Now that the show is on a streaming platform, did you ever consider using more explicit language or content?
We talked about it at the beginning. For one thing, it doesn’t seem like them anymore; it seems less innocent. But also, there’s something about them saying stupid things like “butt wagon.” They’re just really dumb and remind me of junior high. It’s not like everybody’s going, “Oh, I can hardly wait for Beavis and Butt-Head to say [expletive].”
There was a focus group they did in the ’90s. The moderator goes, “What would you like to see on ‘Beavis and Butt-Head’?” This one guy is just angry, he’s like, “I’d like to see them get on the first plane to Mexico, go to a strip joint, get drunk — you know, something creative.” And I’m standing there thinking there’s nothing funny about any of that, actually. Sometimes what people think they want is probably not what they want.
We’re nearly 30 years removed from a controversy where “Beavis and Butt-Head” was blamed in the death of a young child who died in a fire, and some content was removed from the show as a result. How does that all feel to you now?

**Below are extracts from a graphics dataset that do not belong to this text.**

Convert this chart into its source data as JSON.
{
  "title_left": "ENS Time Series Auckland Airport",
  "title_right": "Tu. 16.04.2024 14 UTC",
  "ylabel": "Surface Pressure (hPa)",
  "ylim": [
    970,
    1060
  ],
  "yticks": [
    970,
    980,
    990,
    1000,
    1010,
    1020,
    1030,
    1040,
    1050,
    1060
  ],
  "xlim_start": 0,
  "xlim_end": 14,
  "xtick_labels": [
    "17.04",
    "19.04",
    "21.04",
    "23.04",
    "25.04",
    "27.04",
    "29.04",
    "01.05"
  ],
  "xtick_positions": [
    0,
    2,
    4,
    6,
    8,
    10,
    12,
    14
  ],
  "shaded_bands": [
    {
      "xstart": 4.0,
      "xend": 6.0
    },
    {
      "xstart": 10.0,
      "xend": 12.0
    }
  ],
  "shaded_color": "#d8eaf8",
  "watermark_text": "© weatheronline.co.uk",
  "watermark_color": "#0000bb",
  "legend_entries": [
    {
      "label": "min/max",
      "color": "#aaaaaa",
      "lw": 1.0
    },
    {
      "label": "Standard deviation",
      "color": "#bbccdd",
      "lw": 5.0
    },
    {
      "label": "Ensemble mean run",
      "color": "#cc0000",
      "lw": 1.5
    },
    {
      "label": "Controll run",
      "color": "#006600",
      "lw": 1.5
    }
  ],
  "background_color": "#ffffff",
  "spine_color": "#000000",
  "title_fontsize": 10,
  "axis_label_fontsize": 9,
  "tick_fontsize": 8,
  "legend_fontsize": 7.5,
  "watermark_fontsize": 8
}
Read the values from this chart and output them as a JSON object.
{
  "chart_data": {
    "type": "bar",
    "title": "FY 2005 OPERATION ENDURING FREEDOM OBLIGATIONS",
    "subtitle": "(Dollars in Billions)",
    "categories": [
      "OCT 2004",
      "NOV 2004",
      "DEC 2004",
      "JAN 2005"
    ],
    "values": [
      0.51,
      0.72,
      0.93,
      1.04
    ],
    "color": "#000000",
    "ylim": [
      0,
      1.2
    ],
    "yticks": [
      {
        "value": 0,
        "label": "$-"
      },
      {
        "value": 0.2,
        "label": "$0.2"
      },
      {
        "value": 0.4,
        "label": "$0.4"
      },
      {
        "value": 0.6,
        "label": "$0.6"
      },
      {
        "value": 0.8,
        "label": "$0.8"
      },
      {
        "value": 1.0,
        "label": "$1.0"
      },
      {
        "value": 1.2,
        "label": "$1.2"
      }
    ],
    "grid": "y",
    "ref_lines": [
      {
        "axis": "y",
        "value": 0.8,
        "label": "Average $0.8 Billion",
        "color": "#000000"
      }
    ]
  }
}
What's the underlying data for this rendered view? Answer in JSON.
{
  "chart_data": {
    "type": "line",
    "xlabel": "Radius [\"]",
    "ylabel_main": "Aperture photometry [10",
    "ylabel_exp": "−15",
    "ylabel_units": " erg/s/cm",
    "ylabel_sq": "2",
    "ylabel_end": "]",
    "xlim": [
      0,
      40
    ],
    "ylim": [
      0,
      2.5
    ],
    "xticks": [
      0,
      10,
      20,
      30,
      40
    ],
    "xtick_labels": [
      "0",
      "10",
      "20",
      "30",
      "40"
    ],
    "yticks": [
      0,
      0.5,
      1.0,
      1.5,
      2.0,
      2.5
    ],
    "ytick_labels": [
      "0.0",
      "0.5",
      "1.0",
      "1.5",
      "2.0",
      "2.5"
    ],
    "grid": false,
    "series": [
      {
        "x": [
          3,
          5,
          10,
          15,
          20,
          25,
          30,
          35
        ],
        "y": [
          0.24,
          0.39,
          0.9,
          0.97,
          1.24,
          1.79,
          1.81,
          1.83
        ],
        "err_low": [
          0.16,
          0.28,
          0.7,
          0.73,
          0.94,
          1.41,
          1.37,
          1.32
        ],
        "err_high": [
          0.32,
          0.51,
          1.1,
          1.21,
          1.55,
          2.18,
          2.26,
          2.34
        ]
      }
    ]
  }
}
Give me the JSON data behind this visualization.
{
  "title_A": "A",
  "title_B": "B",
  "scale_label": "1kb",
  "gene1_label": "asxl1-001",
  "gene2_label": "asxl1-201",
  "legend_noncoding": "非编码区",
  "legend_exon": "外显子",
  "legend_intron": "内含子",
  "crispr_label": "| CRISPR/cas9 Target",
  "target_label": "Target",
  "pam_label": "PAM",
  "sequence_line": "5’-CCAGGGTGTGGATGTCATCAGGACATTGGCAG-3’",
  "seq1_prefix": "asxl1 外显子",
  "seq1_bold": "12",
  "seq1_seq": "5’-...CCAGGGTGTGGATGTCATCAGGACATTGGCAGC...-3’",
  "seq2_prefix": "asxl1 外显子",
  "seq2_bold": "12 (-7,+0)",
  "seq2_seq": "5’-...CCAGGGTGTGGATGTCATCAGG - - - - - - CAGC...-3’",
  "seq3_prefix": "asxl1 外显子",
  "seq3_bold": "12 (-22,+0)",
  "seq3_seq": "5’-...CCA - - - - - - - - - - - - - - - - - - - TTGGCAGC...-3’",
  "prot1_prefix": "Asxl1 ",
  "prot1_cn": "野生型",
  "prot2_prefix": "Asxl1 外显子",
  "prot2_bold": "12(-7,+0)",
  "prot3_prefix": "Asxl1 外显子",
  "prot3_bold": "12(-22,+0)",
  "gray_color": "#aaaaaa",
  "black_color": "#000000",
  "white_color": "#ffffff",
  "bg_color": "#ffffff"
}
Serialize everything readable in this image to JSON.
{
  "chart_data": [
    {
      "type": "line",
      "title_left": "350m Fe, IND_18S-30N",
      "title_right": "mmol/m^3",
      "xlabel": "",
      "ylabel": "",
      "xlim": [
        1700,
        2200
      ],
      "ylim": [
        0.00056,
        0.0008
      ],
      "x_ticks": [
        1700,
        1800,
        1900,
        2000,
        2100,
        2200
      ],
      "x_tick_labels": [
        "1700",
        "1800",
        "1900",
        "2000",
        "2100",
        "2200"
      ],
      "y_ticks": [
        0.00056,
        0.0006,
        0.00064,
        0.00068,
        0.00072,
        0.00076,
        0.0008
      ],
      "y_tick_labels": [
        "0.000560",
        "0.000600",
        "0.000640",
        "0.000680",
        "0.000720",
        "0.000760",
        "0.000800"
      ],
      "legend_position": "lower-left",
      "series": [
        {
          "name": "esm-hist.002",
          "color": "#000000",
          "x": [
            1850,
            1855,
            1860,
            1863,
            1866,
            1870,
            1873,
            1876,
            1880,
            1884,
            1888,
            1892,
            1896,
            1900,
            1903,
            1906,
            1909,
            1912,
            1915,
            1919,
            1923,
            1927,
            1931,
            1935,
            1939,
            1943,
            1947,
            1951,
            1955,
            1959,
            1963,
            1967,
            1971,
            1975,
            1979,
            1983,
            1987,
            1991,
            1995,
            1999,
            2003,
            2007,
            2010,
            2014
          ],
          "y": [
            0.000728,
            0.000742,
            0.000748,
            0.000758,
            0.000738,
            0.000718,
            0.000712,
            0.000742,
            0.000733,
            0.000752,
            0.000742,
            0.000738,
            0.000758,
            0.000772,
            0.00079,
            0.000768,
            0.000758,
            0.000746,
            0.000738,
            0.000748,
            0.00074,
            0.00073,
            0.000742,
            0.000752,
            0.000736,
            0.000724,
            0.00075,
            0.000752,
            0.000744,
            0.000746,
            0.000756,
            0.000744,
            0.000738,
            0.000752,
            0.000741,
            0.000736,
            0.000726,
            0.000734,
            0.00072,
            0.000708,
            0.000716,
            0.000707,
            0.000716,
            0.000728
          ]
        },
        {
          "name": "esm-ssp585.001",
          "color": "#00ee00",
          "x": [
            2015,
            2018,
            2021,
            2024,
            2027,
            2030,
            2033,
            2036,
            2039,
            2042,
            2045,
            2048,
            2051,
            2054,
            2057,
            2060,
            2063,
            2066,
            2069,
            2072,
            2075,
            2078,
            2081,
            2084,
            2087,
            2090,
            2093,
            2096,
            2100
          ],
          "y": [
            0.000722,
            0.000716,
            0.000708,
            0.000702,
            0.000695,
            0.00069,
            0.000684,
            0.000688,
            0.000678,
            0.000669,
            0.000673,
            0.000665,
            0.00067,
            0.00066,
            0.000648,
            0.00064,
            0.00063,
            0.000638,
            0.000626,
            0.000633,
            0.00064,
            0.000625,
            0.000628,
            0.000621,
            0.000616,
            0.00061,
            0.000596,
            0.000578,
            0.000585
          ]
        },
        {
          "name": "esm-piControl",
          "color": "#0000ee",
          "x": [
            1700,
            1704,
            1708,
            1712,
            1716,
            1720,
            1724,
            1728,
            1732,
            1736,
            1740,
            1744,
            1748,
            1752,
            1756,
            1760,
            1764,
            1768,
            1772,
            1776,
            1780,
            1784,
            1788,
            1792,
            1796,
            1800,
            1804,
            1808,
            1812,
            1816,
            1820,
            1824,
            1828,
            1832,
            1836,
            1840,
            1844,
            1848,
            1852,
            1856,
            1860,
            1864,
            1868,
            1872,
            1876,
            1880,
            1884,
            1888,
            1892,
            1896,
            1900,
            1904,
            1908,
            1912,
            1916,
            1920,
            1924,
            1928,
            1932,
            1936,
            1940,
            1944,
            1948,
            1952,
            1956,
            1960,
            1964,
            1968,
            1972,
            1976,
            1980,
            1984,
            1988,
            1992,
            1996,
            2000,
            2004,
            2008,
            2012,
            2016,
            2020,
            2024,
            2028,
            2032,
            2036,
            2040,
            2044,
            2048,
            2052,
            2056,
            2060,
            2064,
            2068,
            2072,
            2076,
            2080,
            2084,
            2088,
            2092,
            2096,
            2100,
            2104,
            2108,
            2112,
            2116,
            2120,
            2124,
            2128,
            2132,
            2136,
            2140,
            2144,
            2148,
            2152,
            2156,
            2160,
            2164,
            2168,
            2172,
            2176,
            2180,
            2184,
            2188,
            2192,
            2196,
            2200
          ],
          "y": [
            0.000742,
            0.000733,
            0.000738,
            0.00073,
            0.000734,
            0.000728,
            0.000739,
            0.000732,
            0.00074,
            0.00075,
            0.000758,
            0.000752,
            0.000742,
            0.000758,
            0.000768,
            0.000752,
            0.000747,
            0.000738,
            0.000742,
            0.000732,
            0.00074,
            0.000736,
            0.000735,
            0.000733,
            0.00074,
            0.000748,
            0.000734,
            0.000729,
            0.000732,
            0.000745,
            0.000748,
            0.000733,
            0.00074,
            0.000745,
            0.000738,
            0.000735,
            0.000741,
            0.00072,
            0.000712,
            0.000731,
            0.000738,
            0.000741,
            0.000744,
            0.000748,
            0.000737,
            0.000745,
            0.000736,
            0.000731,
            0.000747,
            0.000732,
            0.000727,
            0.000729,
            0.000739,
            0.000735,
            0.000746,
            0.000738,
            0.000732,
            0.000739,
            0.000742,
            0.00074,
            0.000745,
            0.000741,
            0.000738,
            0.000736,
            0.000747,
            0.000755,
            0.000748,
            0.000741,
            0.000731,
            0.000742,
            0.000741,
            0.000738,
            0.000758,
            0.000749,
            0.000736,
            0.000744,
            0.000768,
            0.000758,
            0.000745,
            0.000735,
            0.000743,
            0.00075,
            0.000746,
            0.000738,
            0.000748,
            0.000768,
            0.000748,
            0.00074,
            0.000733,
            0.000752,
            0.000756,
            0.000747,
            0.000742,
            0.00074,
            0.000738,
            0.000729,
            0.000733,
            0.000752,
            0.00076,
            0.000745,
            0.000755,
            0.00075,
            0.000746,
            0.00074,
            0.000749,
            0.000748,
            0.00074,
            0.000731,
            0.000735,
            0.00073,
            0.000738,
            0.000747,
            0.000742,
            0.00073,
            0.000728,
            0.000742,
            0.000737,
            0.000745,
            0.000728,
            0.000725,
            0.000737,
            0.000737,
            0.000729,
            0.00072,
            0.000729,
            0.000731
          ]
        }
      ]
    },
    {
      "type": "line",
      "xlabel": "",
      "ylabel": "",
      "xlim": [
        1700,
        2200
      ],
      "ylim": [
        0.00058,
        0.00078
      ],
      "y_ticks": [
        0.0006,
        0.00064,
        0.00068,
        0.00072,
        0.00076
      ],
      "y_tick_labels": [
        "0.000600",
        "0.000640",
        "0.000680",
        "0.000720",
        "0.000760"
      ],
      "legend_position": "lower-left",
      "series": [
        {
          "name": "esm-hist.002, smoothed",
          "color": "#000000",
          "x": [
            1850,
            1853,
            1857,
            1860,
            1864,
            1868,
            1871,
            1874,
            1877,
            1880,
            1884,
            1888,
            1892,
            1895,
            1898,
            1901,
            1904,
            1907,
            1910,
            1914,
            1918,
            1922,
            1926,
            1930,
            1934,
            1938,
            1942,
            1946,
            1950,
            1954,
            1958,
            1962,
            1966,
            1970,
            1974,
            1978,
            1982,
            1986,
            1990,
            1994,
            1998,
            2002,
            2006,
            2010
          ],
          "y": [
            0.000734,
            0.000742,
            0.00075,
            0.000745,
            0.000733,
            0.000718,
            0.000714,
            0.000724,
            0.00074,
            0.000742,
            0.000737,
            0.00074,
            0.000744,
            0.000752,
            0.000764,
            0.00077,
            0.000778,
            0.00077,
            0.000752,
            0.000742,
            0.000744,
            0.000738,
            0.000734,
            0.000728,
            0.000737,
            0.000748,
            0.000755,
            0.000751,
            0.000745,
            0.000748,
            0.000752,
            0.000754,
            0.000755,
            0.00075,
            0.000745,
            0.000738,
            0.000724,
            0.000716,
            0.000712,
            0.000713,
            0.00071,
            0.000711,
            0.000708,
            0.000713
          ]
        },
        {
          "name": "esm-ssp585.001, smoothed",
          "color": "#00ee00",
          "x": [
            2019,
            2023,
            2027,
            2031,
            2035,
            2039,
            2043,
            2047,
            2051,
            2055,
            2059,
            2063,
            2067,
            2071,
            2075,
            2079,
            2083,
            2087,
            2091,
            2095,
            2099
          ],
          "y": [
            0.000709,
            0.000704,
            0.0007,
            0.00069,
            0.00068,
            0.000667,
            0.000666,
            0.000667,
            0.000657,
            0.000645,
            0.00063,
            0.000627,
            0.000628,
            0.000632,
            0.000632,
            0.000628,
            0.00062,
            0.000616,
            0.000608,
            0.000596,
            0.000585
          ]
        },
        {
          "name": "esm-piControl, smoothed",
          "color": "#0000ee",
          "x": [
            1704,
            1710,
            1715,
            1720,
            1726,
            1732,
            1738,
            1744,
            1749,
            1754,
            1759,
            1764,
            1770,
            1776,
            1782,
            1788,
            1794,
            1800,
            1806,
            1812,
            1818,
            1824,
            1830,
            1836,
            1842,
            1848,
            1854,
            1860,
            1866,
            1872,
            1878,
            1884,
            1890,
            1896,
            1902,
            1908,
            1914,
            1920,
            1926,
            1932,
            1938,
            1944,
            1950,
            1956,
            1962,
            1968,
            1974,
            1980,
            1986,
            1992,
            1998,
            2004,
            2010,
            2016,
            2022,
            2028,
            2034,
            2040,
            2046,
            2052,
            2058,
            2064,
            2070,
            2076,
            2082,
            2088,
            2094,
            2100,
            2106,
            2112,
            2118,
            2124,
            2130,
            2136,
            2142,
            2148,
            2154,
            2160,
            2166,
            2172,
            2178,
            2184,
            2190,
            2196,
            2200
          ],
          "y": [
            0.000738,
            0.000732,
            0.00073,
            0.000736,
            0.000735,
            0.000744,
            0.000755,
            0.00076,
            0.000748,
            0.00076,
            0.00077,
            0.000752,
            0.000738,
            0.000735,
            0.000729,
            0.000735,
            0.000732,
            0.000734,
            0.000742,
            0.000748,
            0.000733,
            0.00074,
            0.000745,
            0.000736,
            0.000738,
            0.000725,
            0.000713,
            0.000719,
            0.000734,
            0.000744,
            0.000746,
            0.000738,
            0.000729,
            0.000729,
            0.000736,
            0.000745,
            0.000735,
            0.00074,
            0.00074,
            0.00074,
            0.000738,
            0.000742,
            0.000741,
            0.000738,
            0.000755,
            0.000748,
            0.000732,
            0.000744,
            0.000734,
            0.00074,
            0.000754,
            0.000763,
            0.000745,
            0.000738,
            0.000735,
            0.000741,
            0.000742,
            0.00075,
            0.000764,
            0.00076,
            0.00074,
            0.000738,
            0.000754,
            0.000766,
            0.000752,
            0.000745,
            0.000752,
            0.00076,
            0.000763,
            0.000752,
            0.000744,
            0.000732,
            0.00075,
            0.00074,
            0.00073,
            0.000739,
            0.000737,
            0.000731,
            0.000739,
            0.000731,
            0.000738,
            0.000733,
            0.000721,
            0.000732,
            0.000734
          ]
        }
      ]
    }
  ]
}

It seems more ridiculous now, and when I’ll tell people of it, they’ve kind of forgotten and I’ll say, ‘No, this was like a big deal.’ A small group of people were very angry, but it was pretty crazy. “Beavis and Butt-Head” had landed right at a period when there wasn’t a lot going on in the world, and things were pretty good, and then suddenly, everything just turned — the problem is violence and television. Now, there’s so much worse if you’re going to really nitpick. That conversation seems to be a thing of the past.
In the same way that you get asked all the time about bringing back “Beavis and Butt-Head,” I presume there are similar conversations about “King of the Hill”?
We’re in the middle of exploring that possibility, too. I think we have an idea of how that could go. I get a lot of people saying they watch it before they go to bed. Maybe it puts people to sleep, but that doesn’t mean that it’s boring.
My younger daughter, about 10 years ago, would watch “Gilmore Girls,” and then I started watching it, and I’d go, oh, I like this — this has a similar Zen quality to it. Nothing too horrible happens. Fox, at the time, was pressuring us, like, “We want life-changing events. You won’t believe what happens on ‘King of the Hill’!” That’s not for every show, you know. I don’t think everyone comes home and goes, “OK, I want to be shocked tonight.” Sometimes, you just want comfort TV.